WASHINGTON — Federal health regulators issued a negative review Monday of a closely watched experimental drug for the debilitating illness known as Lou Gehrig’s disease, after months of lobbying by patient advocates urging approval.
The drug from Cambridge-based Amylyx Pharmaceuticals has become a rallying cause for patients with the deadly neurodegenerative disease ALS, their families and members of Congress who’ve joined in pushing the Food and Drug Administration to greenlight the drug.
But regulators said in a review that the company’s small study was “not persuasive,” due to missing data, errors in enrolling patients and other problems. On Wednesday, a panel of FDA advisers will take a non-binding vote on whether the drug warrants approval.
ALS, or amyotrophic lateral sclerosis, destroys nerve cells needed to walk, talk, swallow and — eventually — breathe. There is no cure and most people die within three to five years.
Amylyx’s drug is a combination of two older drugs: a prescription medication for liver disorders and a dietary supplement associated with traditional Chinese medicine. Amylyx has patented the combination and says the chemicals help protect cells from early death.
FDA reviewers found the drug had “only a modest” effect on slowing the disease’s progression in a 137-patient, mid-stage study, which FDA said was plagued with implementation and analysis problems.
According to the FDA document, regulators had “strongly suggested” Amylyx complete a large, late-stage trial to establish the drug’s effectiveness before applying. That study is due to be finished in 2024.

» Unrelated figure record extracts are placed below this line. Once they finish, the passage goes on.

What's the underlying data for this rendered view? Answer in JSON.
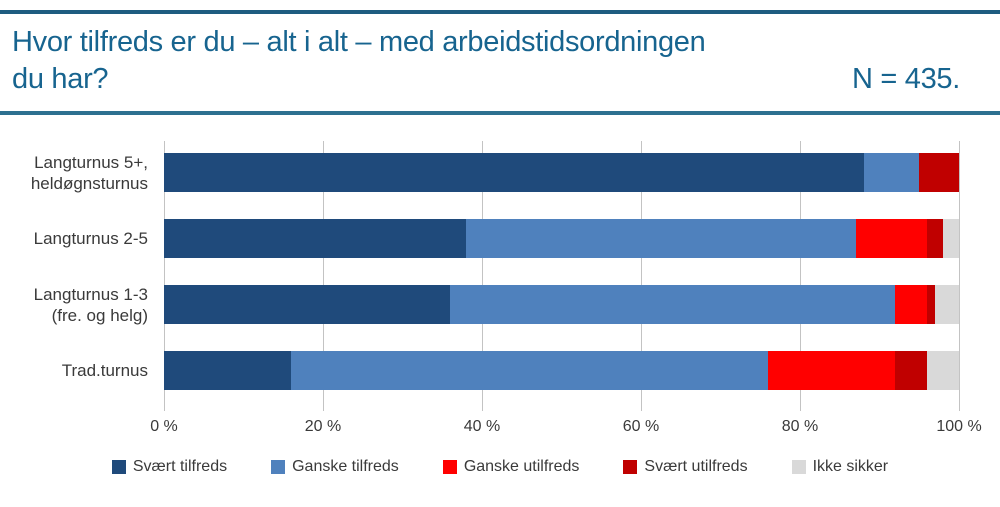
{
  "header": {
    "title_line1": "Hvor tilfreds er du – alt i alt – med arbeidstidsordningen",
    "title_line2": "du har?",
    "n_label": "N = 435."
  },
  "colors": {
    "title_text": "#17648F",
    "top_border": "#1E5C80",
    "divider": "#2D7090",
    "gridline": "#C3C3C3",
    "axis_text": "#3A3A3A"
  },
  "chart_data": {
    "type": "bar",
    "orientation": "horizontal",
    "stacked": true,
    "unit": "%",
    "grid": true,
    "legend_position": "bottom",
    "categories": [
      [
        "Langturnus 5+,",
        "heldøgnsturnus"
      ],
      [
        "Langturnus 2-5"
      ],
      [
        "Langturnus 1-3",
        "(fre. og helg)"
      ],
      [
        "Trad.turnus"
      ]
    ],
    "series": [
      {
        "name": "Svært tilfreds",
        "color": "#1F4A7B",
        "values": [
          88,
          38,
          36,
          16
        ]
      },
      {
        "name": "Ganske tilfreds",
        "color": "#4F81BD",
        "values": [
          7,
          49,
          56,
          60
        ]
      },
      {
        "name": "Ganske utilfreds",
        "color": "#FF0000",
        "values": [
          0,
          9,
          4,
          16
        ]
      },
      {
        "name": "Svært utilfreds",
        "color": "#C00000",
        "values": [
          5,
          2,
          1,
          4
        ]
      },
      {
        "name": "Ikke sikker",
        "color": "#D9D9D9",
        "values": [
          0,
          2,
          3,
          4
        ]
      }
    ],
    "x_axis": {
      "min": 0,
      "max": 100,
      "tick_labels": [
        "0 %",
        "20 %",
        "40 %",
        "60 %",
        "80 %",
        "100 %"
      ]
    }
  }
}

The company said data from its initial study showed patients who took the drug lived about six months longer than those taking a dummy pill.
But FDA says that data is unreliable because of problems tracking the study participants for several years.
The ALS Association, which helped fund Amylyx’s research, said the FDA’s review does not take into account “the speed and severity of ALS and the few treatment options available.”
“This is a uniformly fatal disease so any drug that shows this benefit — and even if that benefit is modest — is fantastic for patients, who have one path forward with this disease: death,” said Johns Hopkins University’s Dr. Jeffrey Rothstein, who helped enroll patients in the Amylyx study.